Der Shit-storm und der Nikolaus

Wenn einem der Doktortitel aberkannt wird, ist das unerquicklich. Auch in einen Asteroidenschwarm zu geraten – lästig. Aber nichts an Unbill lässt sich vergleichen mit Weihnachten ohne Nikolaus! Eine Katastrophe – und zwar nicht nur, weil in Zeiten von überführten Doping-Sportlern kommerziell nutzbare menschliche Werbeflächen dahinschrumpfen. Trotzdem wird auch in diesem Ressort der klare Nektar des Guten, Schönen, Baren oft trübe vom Zusatz kommerzieller Interessen. Das Berliner „Kauhaus des Westens“, kurz KDW, hat sich von seinem langjährigen Weihnachtsmann Peter Georgi getrennt. Der 72-Jährige habe nicht mehr die Kondition für den jährlichen Besucheransturm, so die Überzeugung der Direktion, die offenbar schon jüngeres Personal im Auge hat. Arbeitsrechtlich mag die Sache unangreifbar sein.
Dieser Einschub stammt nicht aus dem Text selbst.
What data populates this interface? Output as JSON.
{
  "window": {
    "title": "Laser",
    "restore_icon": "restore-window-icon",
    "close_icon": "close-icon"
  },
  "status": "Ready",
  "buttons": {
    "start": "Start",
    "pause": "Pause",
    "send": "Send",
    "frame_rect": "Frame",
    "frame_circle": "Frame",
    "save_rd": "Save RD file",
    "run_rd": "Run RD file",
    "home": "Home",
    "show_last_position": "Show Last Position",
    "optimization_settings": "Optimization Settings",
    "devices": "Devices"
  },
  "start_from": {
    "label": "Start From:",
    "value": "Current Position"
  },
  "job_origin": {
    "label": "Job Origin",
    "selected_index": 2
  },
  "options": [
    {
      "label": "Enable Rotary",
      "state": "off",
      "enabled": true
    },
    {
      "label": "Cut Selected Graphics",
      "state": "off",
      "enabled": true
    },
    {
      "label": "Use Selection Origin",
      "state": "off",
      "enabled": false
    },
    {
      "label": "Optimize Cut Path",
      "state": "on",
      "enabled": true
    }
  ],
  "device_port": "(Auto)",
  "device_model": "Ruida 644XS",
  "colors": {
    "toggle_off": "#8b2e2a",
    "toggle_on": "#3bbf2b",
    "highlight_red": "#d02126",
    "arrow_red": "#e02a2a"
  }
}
Aber das Internet, stets oszillierend zwischen Langeweile und Empörung, hat per „Shit-storm“ die sofortige Wiedereinstellung von Georgi gefordert. Über 1000 Online-Unterschriften, sogar aus Brasilien, stehen unter der Forderung, dem alten, in 13 Vorweihnachtskampagnen ergrauten Kommerz-Schlachtross weitere Jahre des Gnadenbrotes zu gewähren. Nun, liebes KDW: Erstens ist Hartherzigkeit unmittelbar vorm Fest der Liebe kommerzielles Harakiri; zweitens ist es immer blöd, einen Fehler zu machen; drittens aber wird es stets erst richtig peinlich, wenn andere davon profitieren. Dank der Publicity wird der 72-jährige demnächst beim Hamburger Zirkus Roncalli sowie den Weihnachtsmärkten am Berliner Gendarmenmarkt und den Potsdamer Arkaden für brummenden Umsatz sorgen.